Latar Belakang Keunggulan Ekonomis dan Pengawasan Kemasan
Penggunaan olahan kedelai sebagai pengganti susu sapi berawal dari pencarian sumber protein alternatif yang terjangkau bagi masyarakat. Harganya yang ekonomis menjadi solusi nutrisi yang sangat baik bagi keluarga yang membutuhkan asupan gizi harian berbiaya rendah.

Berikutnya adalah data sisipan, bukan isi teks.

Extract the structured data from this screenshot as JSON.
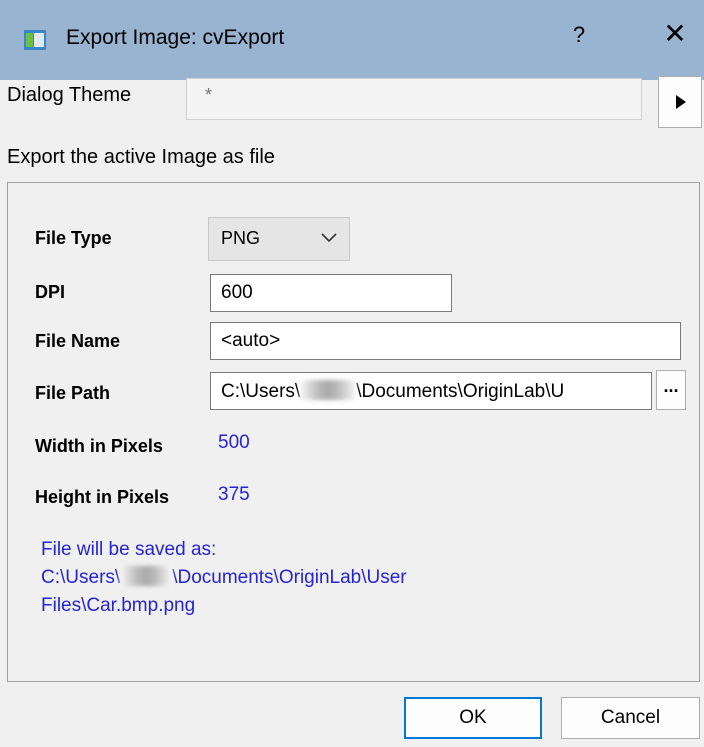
{
  "window": {
    "title": "Export Image: cvExport",
    "help_label": "?",
    "close_label": "✕"
  },
  "theme": {
    "label": "Dialog Theme",
    "value": "*",
    "arrow_icon": "play-icon"
  },
  "description": "Export the active Image as file",
  "form": {
    "file_type_label": "File Type",
    "file_type_value": "PNG",
    "dpi_label": "DPI",
    "dpi_value": "600",
    "file_name_label": "File Name",
    "file_name_value": "<auto>",
    "file_path_label": "File Path",
    "file_path_prefix": "C:\\Users\\",
    "file_path_suffix": "\\Documents\\OriginLab\\U",
    "browse_label": "...",
    "width_label": "Width in Pixels",
    "width_value": "500",
    "height_label": "Height in Pixels",
    "height_value": "375"
  },
  "saved_as": {
    "line1": "File will be saved as:",
    "line2_prefix": "C:\\Users\\",
    "line2_suffix": "\\Documents\\OriginLab\\User",
    "line3": "Files\\Car.bmp.png"
  },
  "buttons": {
    "ok": "OK",
    "cancel": "Cancel"
  },
  "colors": {
    "titlebar": "#99b4d1",
    "link_blue": "#2424d6",
    "focus_border": "#0078d7"
  }
}
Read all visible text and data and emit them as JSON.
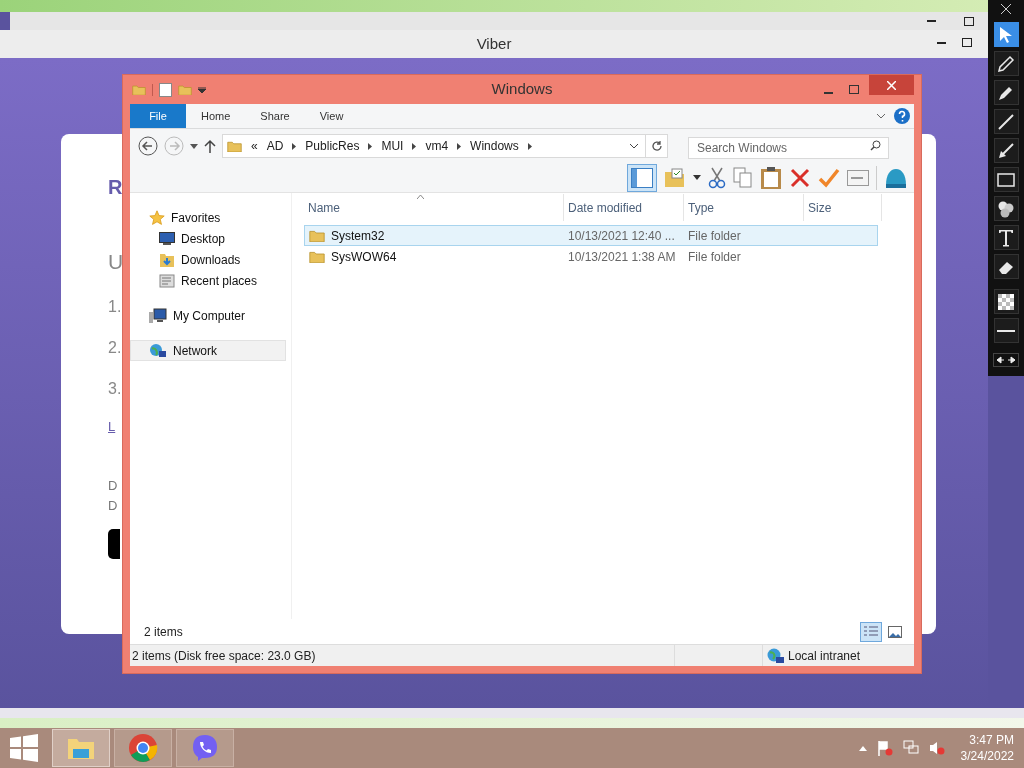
{
  "viber_window": {
    "title": "Viber",
    "page_texts": [
      {
        "kind": "heading",
        "text": "R"
      },
      {
        "kind": "subheading",
        "text": "U"
      },
      {
        "kind": "step",
        "text": "1."
      },
      {
        "kind": "step",
        "text": "2."
      },
      {
        "kind": "step",
        "text": "3."
      },
      {
        "kind": "link",
        "text": "L"
      },
      {
        "kind": "note",
        "text": "D"
      },
      {
        "kind": "note",
        "text": "D"
      }
    ]
  },
  "explorer": {
    "title": "Windows",
    "ribbon_tabs": [
      {
        "label": "File",
        "kind": "file"
      },
      {
        "label": "Home",
        "kind": "tab"
      },
      {
        "label": "Share",
        "kind": "tab"
      },
      {
        "label": "View",
        "kind": "tab"
      }
    ],
    "address": {
      "overflow": "«",
      "path": [
        "AD",
        "PublicRes",
        "MUI",
        "vm4",
        "Windows"
      ]
    },
    "search": {
      "placeholder": "Search Windows"
    },
    "nav": [
      {
        "label": "Favorites",
        "kind": "star",
        "selected": false,
        "children": [
          {
            "label": "Desktop",
            "kind": "desktop",
            "selected": false
          },
          {
            "label": "Downloads",
            "kind": "downloads",
            "selected": false
          },
          {
            "label": "Recent places",
            "kind": "recent",
            "selected": false
          }
        ]
      },
      {
        "label": "My Computer",
        "kind": "computer",
        "selected": false
      },
      {
        "label": "Network",
        "kind": "network",
        "selected": true
      }
    ],
    "columns": [
      "Name",
      "Date modified",
      "Type",
      "Size"
    ],
    "rows": [
      {
        "name": "System32",
        "date": "10/13/2021 12:40 ...",
        "type": "File folder",
        "selected": true
      },
      {
        "name": "SysWOW64",
        "date": "10/13/2021 1:38 AM",
        "type": "File folder",
        "selected": false
      }
    ],
    "item_count": "2 items",
    "views": [
      {
        "kind": "details",
        "selected": true
      },
      {
        "kind": "large",
        "selected": false
      }
    ],
    "status": "2 items (Disk free space: 23.0 GB)",
    "zone": "Local intranet"
  },
  "taskbar": {
    "apps": [
      {
        "kind": "explorer",
        "selected": true
      },
      {
        "kind": "chrome",
        "selected": false
      },
      {
        "kind": "viber",
        "selected": false
      }
    ],
    "time": "3:47 PM",
    "date": "3/24/2022"
  },
  "annotation_tools": [
    {
      "kind": "select",
      "selected": true
    },
    {
      "kind": "pencil",
      "selected": false
    },
    {
      "kind": "marker",
      "selected": false
    },
    {
      "kind": "line",
      "selected": false
    },
    {
      "kind": "arrow",
      "selected": false
    },
    {
      "kind": "rectangle",
      "selected": false
    },
    {
      "kind": "numbers",
      "selected": false
    },
    {
      "kind": "text",
      "selected": false
    },
    {
      "kind": "eraser",
      "selected": false
    },
    {
      "kind": "fill",
      "selected": false
    },
    {
      "kind": "width",
      "selected": false
    }
  ]
}
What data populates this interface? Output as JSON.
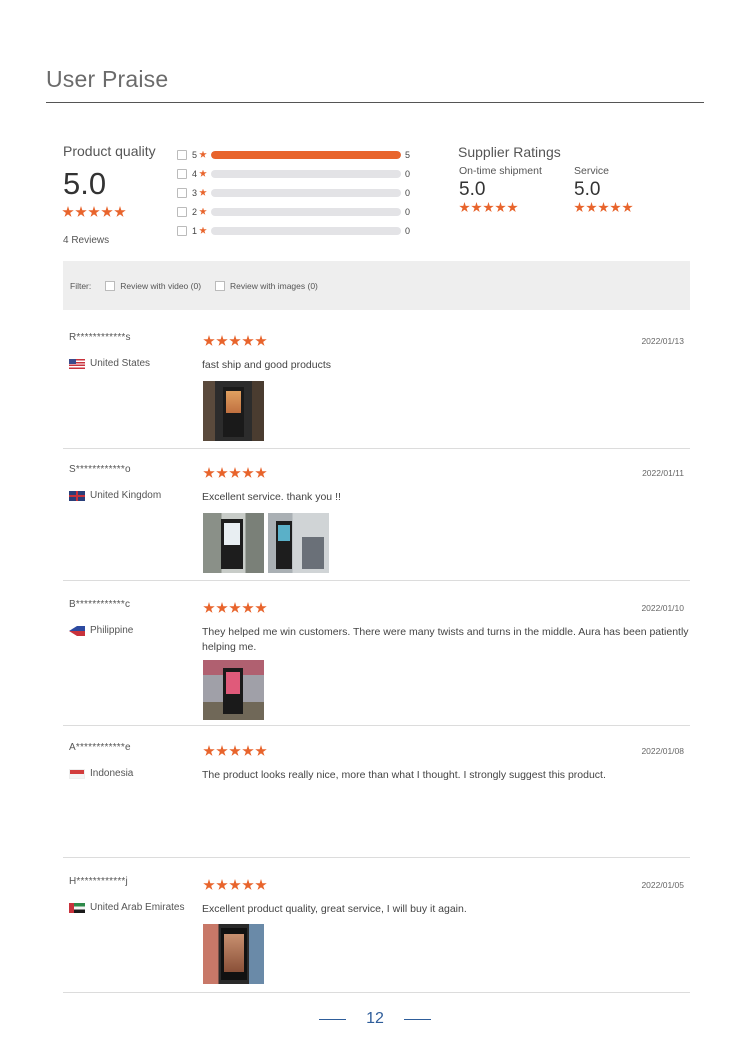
{
  "page": {
    "title": "User Praise",
    "page_number": "12"
  },
  "summary": {
    "product_quality_label": "Product quality",
    "product_quality_score": "5.0",
    "product_quality_stars": 5,
    "reviews_count_text": "4 Reviews",
    "distribution": [
      {
        "level": "5",
        "count": "5",
        "fraction": 1.0
      },
      {
        "level": "4",
        "count": "0",
        "fraction": 0
      },
      {
        "level": "3",
        "count": "0",
        "fraction": 0
      },
      {
        "level": "2",
        "count": "0",
        "fraction": 0
      },
      {
        "level": "1",
        "count": "0",
        "fraction": 0
      }
    ],
    "supplier_ratings_label": "Supplier Ratings",
    "on_time_label": "On-time shipment",
    "on_time_score": "5.0",
    "service_label": "Service",
    "service_score": "5.0"
  },
  "filter": {
    "label": "Filter:",
    "option_video": "Review with video (0)",
    "option_images": "Review with images (0)"
  },
  "reviews": [
    {
      "name": "R************s",
      "country": "United States",
      "flag": "us-flag",
      "date": "2022/01/13",
      "stars": 5,
      "text": "fast ship and good products",
      "images": 1
    },
    {
      "name": "S************o",
      "country": "United Kingdom",
      "flag": "uk-flag",
      "date": "2022/01/11",
      "stars": 5,
      "text": "Excellent service. thank you !!",
      "images": 2
    },
    {
      "name": "B************c",
      "country": "Philippine",
      "flag": "philippines-flag",
      "date": "2022/01/10",
      "stars": 5,
      "text": "They helped me win customers. There were many twists and turns in the middle. Aura has been patiently helping me.",
      "images": 1
    },
    {
      "name": "A************e",
      "country": "Indonesia",
      "flag": "indonesia-flag",
      "date": "2022/01/08",
      "stars": 5,
      "text": "The product looks really nice, more than what I thought. I strongly suggest this product.",
      "images": 0
    },
    {
      "name": "H************j",
      "country": "United Arab Emirates",
      "flag": "uae-flag",
      "date": "2022/01/05",
      "stars": 5,
      "text": "Excellent product quality, great service, I will buy it again.",
      "images": 1
    }
  ],
  "colors": {
    "accent": "#e8642c",
    "footer": "#2e5d9a"
  }
}
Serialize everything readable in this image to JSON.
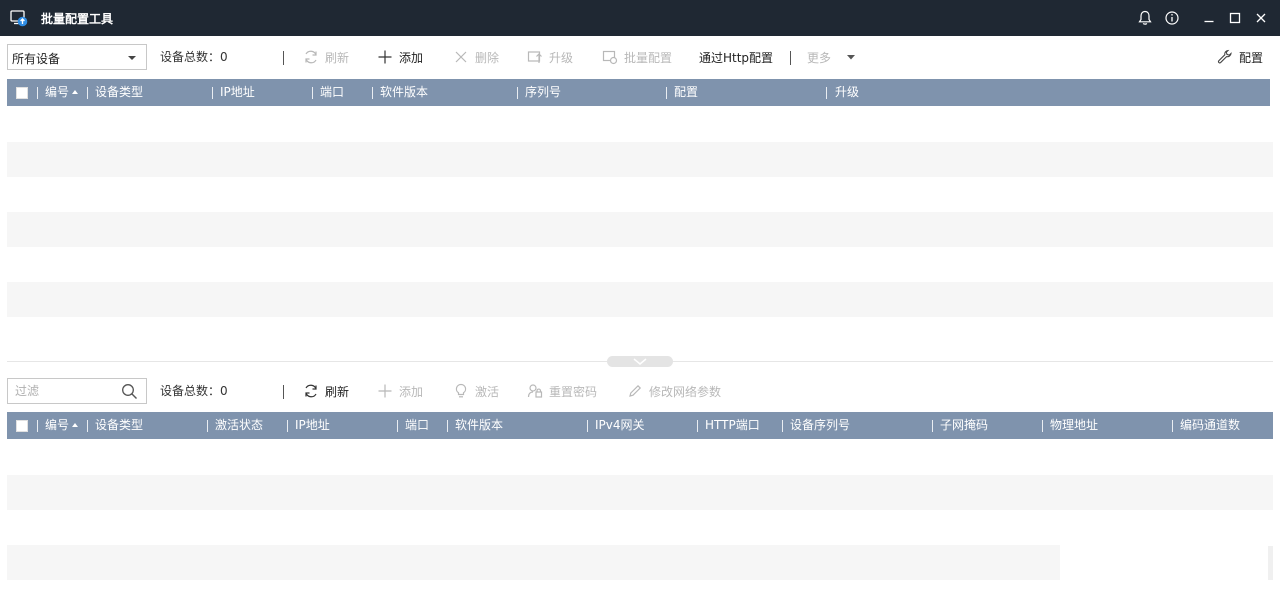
{
  "window": {
    "title": "批量配置工具"
  },
  "top_toolbar": {
    "device_filter": {
      "selected": "所有设备"
    },
    "total_label": "设备总数：0",
    "refresh": "刷新",
    "add": "添加",
    "delete": "删除",
    "upgrade": "升级",
    "batch_config": "批量配置",
    "http_config": "通过Http配置",
    "more": "更多",
    "config": "配置"
  },
  "top_table": {
    "columns": [
      "编号",
      "设备类型",
      "IP地址",
      "端口",
      "软件版本",
      "序列号",
      "配置",
      "升级"
    ]
  },
  "bottom_toolbar": {
    "filter_placeholder": "过滤",
    "total_label": "设备总数：0",
    "refresh": "刷新",
    "add": "添加",
    "activate": "激活",
    "reset_password": "重置密码",
    "modify_network": "修改网络参数"
  },
  "bottom_table": {
    "columns": [
      "编号",
      "设备类型",
      "激活状态",
      "IP地址",
      "端口",
      "软件版本",
      "IPv4网关",
      "HTTP端口",
      "设备序列号",
      "子网掩码",
      "物理地址",
      "编码通道数"
    ]
  }
}
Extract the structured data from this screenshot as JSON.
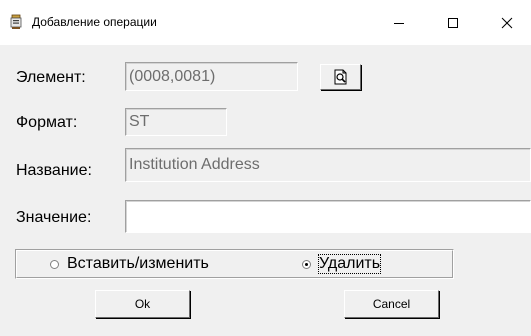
{
  "window": {
    "title": "Добавление операции",
    "icons": {
      "app": "app-icon",
      "minimize": "minimize-icon",
      "maximize": "maximize-icon",
      "close": "close-icon"
    }
  },
  "form": {
    "element_label": "Элемент:",
    "element_value": "(0008,0081)",
    "browse_icon": "magnifier-document-icon",
    "format_label": "Формат:",
    "format_value": "ST",
    "name_label": "Название:",
    "name_value": "Institution Address",
    "value_label": "Значение:",
    "value_value": ""
  },
  "operation": {
    "options": [
      {
        "label": "Вставить/изменить",
        "checked": false
      },
      {
        "label": "Удалить",
        "checked": true
      }
    ]
  },
  "buttons": {
    "ok_label": "Ok",
    "cancel_label": "Cancel"
  }
}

Namun, masyarakat diimbau lebih cermat saat membeli produk kemasan tertutup yang beredar di pasaran. Produk yang mengklaim bebas bahan pengawet tetapi memiliki daya simpan hingga 10 hari atau satu bulan patut dipertanyakan keaslian klaimnya.
Penyesuaian asupan harian tetap harus memperhitungkan total kalori harian yang masuk ke dalam tubuh. Jika seseorang mengonsumsi dua gelas dalam sehari, maka porsi dari makanan sumber energi lainnya harus dikurangi secara seimbang.
Penutup
Olahan biji kedelai tetap menjadi sumber nutrisi yang sangat baik berkat keunggulan fitoestrogen dan kalsiumnya, terutama bagi penderita intoleransi laktosa. Namun, penggunaannya harus disesuaikan secara bijak dengan kondisi kesehatan bodi, berat badan, serta riwayat asam urat masing-masing individu.